Dr Smith said relations between BPA, the Minister of Health and Wellness Michael Darville and the permanent secretary, had gone well as they were invited to the table to discuss the prescription plan. He said they’ve had the opportunity to view it and they sent recommendations and questions.

“For example, the act spoke to suppliers generally and then international suppliers,” Dr Smith said. “It didn’t really specify pharmacy wholesalers. And we felt it was particular that, that needed to be added in the language, because nobody who is not a registered pharmacy wholesaler should be providing medicines in the country. So we needed that to mimic the terminology used in the Pharmacy Act, so that all the laws spoke in the same voice. They took that recommendation and they made that change. 

“We had questions about the inclusion or exclusion of certain diseases, and they were able to answer why certain things were there and why certain things weren’t, and that that those were coming in some other things. We had a question that came about as it related to promotion of Bahamian made medical products, and they indicated that that would come under another Act that they’re still working on. So, we had questions, they were able to give us updates. They took some of our recommendations. They made the changes and we’re confident that what we see there is a good structure. It lays out the disease states. 

“It lays out who is established to be providers, who are established to be prescription providers, who are established to be suppliers, and that the qualifications and all these things have to be in place. It talks about the establishment of of the NHIA and how that will run. And more importantly, it gave a clear path about how the amalgamation of supply is going to be done, because you can’t have one set of drugs for NIB, another set of drugs in the Public Hospitals Authority and then, if you go to Doctor’s Hospital and you’re on the plan, you can’t get nothing, because that’s not what they carry and so on and so forth. This is going to allow for a streamlining of a product listing that people know they can get, and what now remains is for the government to come up with regulations and policies that will not create an interrupted supply. That is critical.”

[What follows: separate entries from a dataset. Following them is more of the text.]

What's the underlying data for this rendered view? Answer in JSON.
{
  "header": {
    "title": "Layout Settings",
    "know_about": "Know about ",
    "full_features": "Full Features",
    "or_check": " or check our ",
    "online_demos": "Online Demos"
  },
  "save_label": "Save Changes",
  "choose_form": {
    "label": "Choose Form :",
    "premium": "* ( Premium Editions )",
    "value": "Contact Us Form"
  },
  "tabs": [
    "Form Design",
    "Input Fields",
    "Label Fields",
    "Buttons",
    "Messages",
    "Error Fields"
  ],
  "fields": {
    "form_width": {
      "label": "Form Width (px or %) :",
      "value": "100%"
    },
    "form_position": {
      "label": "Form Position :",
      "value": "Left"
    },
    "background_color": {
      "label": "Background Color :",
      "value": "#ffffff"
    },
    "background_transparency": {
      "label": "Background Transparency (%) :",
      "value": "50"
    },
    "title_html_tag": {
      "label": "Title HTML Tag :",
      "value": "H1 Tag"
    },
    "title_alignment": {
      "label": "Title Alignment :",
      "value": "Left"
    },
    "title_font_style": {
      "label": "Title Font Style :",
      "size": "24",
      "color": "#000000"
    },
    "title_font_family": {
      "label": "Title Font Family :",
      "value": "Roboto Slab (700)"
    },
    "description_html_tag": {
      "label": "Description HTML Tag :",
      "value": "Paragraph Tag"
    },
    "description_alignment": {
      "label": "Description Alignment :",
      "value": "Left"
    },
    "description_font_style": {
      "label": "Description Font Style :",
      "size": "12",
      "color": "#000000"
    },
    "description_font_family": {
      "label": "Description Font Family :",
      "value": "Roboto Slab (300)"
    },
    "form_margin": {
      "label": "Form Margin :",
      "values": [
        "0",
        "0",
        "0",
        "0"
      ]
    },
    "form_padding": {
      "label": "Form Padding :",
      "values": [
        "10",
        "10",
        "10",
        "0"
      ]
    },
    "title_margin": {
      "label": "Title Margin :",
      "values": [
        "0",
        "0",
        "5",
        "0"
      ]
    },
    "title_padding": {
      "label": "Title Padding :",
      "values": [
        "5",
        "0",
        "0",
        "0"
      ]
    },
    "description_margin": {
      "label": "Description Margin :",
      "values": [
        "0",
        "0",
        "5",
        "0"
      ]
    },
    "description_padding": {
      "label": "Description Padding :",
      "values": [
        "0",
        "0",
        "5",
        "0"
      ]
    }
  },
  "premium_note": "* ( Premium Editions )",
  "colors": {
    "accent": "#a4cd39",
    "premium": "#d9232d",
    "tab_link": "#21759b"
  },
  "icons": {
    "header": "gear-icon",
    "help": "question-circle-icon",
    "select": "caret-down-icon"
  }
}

Dr Smith said: “Now the regulations are going to have to come, the policies are going to have to come. And those are really the fine tuning details that will either make the plan work or make it crash.”

He praised the minister and his team for the work on the issue, saying: “I really have to, on behalf of the association, give them kudos. We believe that if we continue to work with the government to put this plan in place, that we can come up with something that the Bahamian people will get service. The government will have a sustainable way to fund it, and pharmacy owners and pharmacy persons will be in a profession that is growing and thriving. We believe everybody can win in this process.”